Burgess sucked in air, smoothly. Colene let go, and he blasted air out below, lifting smoothly from the ground for the first time since coming to Earth. Then he settled, tired.

He needed more magnesium.

They put more out for him, not too much, lest he overdose. He took it in, and rested, waiting for it to be digested.

“It was worth it,” Amos echoed, watching. “There should be enough magnesium in that jar to hold him for years. If you ever stop by here again, be sure to look me up.” Then he left Colene to her reconsideration of her status.

CHAPTER 14—PROBLEMS

NONA had to admit that the odd Earth customs had their points. The ritual of the wedding, with the fancy gown, and music, and cake, and dancing—that was nice. It had been a genuinely moving occasion, despite the fact that she was only playing a part. She had been standing in for Colene, the real bride. It was too bad that Colene had had to miss her own ceremony, but at least she now had her heart’s desire: marriage to Darius.

Now they were riding back to Colene’s kingdom of Oklahoma, from the neighboring kingdom of Texas, where proxy marriages were permitted to girls of fourteen. Colene’s parents had been very nice about both the wedding and the proxy aspect, thanks in part to Seqiro’s influence. But it was also because the parents had had serious difficulties in their own marriage, and felt guilty because Colene had suffered thereby, and were trying to make it up to her. This wedding was the symbol of their makeup. In this, at least, they could give their daughter the best. Then forever after they could remember that beautiful occasion, and believe that everything had worked out for the best. Nona had lost her own parents, as a result of the strife entailed in the changing of the animus to anima on Oria. Actually they had not been her birth parents, because of a ruse intended to conceal Nona’s nature as the ninth of the ninth. But they had been the ones she had known for all of her life, and she loved them, and only magic grief-healing had enabled her to carry through in the first days after the news of their deaths. Gradually she was eliminating the magic and assuming more of the grief herself; only when she could handle the whole of it would she be emotionally stable in her natural state. Here on Earth, substituting for Colene, she found herself warming to these parents, who were truly hurting, if in a different way. So while Nona was a mere proxy for the wedding, there were aspects of it that were meaningful for her personally.

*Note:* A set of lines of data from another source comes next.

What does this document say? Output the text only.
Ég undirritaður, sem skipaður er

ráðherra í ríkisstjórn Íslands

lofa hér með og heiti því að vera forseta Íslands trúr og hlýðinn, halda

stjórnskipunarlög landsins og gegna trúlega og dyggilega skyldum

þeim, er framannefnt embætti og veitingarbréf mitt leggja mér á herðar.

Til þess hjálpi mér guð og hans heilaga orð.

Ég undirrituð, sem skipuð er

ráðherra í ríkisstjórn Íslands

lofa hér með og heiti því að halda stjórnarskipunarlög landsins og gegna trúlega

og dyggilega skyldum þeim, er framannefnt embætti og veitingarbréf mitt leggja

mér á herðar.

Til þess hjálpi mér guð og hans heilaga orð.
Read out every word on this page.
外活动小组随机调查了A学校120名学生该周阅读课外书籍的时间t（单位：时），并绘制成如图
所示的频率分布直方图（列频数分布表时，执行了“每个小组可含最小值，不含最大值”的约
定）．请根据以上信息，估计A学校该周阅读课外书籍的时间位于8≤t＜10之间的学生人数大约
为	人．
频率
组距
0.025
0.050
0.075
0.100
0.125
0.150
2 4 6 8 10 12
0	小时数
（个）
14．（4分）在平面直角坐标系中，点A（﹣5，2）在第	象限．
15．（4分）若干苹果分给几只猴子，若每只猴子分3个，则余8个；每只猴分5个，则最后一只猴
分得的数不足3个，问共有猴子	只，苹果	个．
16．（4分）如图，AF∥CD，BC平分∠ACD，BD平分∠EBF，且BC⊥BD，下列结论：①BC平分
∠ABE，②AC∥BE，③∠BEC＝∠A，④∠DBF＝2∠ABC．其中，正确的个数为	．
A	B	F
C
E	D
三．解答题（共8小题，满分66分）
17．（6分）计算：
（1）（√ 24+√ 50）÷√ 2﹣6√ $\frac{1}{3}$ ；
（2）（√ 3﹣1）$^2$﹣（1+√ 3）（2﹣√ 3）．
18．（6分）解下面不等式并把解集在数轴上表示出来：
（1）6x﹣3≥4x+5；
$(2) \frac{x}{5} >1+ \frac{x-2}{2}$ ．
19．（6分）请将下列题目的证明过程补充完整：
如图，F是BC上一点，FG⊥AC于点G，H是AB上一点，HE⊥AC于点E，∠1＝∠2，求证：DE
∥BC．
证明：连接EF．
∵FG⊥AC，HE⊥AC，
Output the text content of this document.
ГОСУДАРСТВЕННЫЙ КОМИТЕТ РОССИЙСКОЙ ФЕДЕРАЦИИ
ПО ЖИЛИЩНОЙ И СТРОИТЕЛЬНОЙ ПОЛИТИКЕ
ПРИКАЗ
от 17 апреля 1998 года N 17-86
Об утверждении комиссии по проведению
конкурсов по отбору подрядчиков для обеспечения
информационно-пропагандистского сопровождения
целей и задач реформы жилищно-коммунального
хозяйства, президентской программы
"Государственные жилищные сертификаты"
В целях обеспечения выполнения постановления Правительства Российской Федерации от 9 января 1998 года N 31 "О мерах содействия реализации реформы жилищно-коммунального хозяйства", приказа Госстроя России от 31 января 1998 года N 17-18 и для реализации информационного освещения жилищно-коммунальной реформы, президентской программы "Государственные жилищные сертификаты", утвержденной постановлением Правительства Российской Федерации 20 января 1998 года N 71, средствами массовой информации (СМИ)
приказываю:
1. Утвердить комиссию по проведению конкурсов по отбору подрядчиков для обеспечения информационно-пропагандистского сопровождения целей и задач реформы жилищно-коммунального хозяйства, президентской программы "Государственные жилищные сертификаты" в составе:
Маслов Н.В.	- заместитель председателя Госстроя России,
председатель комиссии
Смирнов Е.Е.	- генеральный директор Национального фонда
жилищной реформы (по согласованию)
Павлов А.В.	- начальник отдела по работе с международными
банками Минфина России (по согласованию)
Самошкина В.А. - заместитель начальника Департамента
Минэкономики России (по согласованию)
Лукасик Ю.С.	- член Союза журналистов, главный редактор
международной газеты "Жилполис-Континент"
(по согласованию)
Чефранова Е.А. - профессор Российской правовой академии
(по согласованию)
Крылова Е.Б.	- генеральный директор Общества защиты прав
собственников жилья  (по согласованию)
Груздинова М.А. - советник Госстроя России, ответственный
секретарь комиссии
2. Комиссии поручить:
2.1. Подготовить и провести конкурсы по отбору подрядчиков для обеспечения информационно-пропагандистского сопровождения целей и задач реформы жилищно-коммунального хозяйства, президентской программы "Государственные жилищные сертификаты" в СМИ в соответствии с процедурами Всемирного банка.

She had to admit, privately, that it had been fun kissing and dancing with Darius. He was the kind of man she would like to have, at such time as she was ready to have a man. So was Amos, Colene’s science teacher. Neither was muscular or physically prepossessing, but both had knowledge and special abilities, and a keen sense of right and wrong. It was intellect and conscience that most truly distinguished one man from another.

They reached the thicket where Seqiro snoozed. The horse’s mind remained attuned to the two of them, so that they could converse and understand Colene’s parents, but he was otherwise at rest. Darius was about to get out to ride the horse back, but Nona stopped him. “You have a wife to return to. I will go with Seqiro tonight.”

He looked surprised. Then he nodded. Colene was now Old Enough, by the standard of her culture.

So Nona got out and joined the horse, and Darius remained in the car with the parents. Nona watched the vehicle depart, then floated up to land on Seqiro’s broad back. She had been careful not to use her magic during the wedding; though the people had been placed there by the caterer, they would have noticed something that did not follow the normal rules of science. She had been similarly discreet with Colene’s parents. Only with Amos, at Colene’s direction, had she demonstrated her powers. And during the ceremony, using illusion to make herself resemble Colene. Seqiro had sent the scene back to Colene without the illusion, because Colene understood. But now, alone with Seqiro, she had no need for concealment.